Each week, financial adviser and international best-selling author Noel Whittaker answers your questions. firstname.lastname@example.org
I turn 57 in November, work part time, and need to set up a transition-to-retirement pension (TTR). My income is quite low, so tax on the TTR is important and I need to calculate cash in hand. I don't know how the 15 per cent tax offset is calculated. Could you give me examples?
The taxable component of your pension income from your fund will be taxed at your marginal rate less a rebate of 15 per cent. For example, if you earned $38,000 a year and received $20,000 in taxable pension payments, the pension would be taxed at 32.5 per cent but the rebate of 15 per cent would reduce this to 17.5 per cent and tax payable on the transition to retirement pension would be $3500. Your adviser will be able to do exact figures for you.
I am 60 and about to retire with a defined benefit pension through the government. My wife, 57, will continue to work full time until the end of 2013 when she will retire. How can we minimise tax on interest from existing investments in term deposits, which are in both our names?
To minimise tax on the interest, hold the investments in the name of the lowest income earner if there is a difference in tax brackets. If you are both in the same tax bracket, then it doesn't matter whose name they are in. Just keep in mind that your defined benefit will have a taxable component even though it does enjoy a 10 per cent tax offset when age 60 is reached.
I'm 39, earning $100,000 a year. My wife is expecting our first child this year and has been unemployed for the past 12 months. She is 41. We have a $75,000 mortgage but no other debts. I salary sacrifice $420 a month into super, and my wife is going to put $50 monthly into her super to keep the account active and take advantage of the government co-contribution scheme. With the imminent new arrival in our lives, should we be making changes to what we do with our money?
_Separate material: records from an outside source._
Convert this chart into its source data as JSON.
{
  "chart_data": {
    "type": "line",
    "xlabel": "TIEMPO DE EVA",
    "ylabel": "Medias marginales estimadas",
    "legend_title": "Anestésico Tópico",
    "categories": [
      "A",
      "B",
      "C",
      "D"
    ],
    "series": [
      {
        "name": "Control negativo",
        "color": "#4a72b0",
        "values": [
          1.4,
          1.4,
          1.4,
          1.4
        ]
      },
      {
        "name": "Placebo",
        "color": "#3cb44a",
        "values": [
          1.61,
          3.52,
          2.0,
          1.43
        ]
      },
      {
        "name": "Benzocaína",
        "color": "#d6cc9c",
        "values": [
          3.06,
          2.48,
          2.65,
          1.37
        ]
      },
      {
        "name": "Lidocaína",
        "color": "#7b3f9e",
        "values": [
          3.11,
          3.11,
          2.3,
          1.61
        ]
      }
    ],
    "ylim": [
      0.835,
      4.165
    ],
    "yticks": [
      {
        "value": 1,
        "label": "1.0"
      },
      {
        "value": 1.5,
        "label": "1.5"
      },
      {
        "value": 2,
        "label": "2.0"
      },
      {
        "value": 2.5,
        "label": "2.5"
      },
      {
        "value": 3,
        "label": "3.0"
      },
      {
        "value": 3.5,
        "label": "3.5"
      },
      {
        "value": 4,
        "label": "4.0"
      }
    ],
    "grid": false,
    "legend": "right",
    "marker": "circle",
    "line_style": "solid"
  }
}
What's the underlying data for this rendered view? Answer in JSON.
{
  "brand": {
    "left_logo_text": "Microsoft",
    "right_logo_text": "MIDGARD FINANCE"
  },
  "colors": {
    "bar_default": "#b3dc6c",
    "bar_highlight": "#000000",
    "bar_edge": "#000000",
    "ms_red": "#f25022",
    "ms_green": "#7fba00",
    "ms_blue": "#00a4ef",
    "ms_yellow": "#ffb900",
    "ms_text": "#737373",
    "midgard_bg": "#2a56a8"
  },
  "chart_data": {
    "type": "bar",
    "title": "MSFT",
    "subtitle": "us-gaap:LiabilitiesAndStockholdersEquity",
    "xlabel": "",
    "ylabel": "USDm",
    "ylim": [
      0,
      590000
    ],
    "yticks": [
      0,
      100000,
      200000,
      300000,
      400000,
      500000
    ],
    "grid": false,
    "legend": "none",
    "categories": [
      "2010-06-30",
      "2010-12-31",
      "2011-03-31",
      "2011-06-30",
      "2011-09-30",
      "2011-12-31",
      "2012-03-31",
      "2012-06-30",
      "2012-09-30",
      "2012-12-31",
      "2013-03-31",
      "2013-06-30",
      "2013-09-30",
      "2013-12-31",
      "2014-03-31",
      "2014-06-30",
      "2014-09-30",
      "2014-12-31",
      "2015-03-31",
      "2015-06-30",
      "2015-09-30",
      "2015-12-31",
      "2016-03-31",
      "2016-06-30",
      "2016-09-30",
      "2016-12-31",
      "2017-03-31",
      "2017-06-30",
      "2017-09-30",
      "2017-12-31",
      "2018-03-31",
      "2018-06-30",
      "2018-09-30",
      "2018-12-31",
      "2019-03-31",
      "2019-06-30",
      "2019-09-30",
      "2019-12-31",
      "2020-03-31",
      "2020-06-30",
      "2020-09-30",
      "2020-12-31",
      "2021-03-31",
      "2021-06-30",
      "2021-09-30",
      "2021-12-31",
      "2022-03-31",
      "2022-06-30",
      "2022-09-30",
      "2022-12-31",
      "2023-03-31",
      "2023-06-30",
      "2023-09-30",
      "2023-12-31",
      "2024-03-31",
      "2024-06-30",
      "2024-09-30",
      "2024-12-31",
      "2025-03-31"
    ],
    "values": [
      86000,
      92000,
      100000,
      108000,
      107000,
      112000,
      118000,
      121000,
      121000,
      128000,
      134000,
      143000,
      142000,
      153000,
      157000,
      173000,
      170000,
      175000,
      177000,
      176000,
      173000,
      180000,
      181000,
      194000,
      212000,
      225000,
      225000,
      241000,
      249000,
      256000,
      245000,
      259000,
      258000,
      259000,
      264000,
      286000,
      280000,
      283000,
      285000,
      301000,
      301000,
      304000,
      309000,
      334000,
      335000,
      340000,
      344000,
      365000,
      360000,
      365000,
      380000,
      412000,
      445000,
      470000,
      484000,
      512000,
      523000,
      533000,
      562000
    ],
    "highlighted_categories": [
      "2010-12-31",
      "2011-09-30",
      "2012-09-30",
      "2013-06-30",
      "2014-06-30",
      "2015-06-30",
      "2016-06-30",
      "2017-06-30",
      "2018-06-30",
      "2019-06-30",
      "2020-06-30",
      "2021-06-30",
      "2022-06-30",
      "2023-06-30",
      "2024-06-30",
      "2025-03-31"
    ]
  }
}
Salary sacrifice is an effective strategy to reduce tax and build your superannuation for retirement, but this is the perfect time to be forming a relationship with an adviser. The purpose of this will be to reprioritise your goals and look at strategies to invest more money outside the super system. An option is to speed up repayments on your loan, and also look at conservative borrowing for quality share-based investments. Remember, the cost of raising children will come a lot sooner than access to your super.
I am 53, born early 1960, so can access my super at 55 if I "genuinely retire". I work part time but can't find the criteria for "being retired". Is it based on the number of hours worked as I don't wish to stop working completely?
The onus is on you to convince the trustee of your fund that you have retired - this is usually done by your signing a statement. However, once you have retired, you may well find that you are tired of doing nothing and can then return to the workforce. There needs to be a break between the date you state you are retiring, and the date that you resume duties. The other option is a transition to retirement pension.
You have often suggested 10-year tax effective bonds as the best savings for children and grandchildren. Could you advise which financial institutions deal in these bonds?
They are issued by most major fund managers. I suggest you talk to a good adviser who can help you decide what asset mix within the bond suits your goals and risk profile.
My husband and I have $50,000 remaining on our mortgage of a property worth $900,000. We have a negatively geared investment property worth $380,000 with a mortgage of $170,000. We are in our mid-40s with two young children, and only my husband is working. I am keen to upgrade and buy another house for about $1.4 million, but we have not been able to sell our house. Would it make sense to rent out our house for $850 a week, sell the other investment property and get a loan for a new house?
The problem with renting out your house is that you will be paying tax on the rents, and it's almost a certainty that its value will drop by 10 per cent when you take your furniture and other possessions out, and the tenants move in. You will also have the problem of maintaining the lawn and gardens. I believe a better option would be to drop the price and get rid of it. You would then be in a better position to strike a hard bargain with the seller of your new house.
With decades on your side, aim high
I am 18, with $700 in my super fund. What should I do with my super to ensure I have lots of money by the time I retire in 40-odd years? My super gives the option of investing in bonds, shares, cash or a combination.
With more than 50 years of investing ahead of you, you should be going for growth. I would go for the high-growth option, which would give you a diversified portfolio of Australian and international shares and property.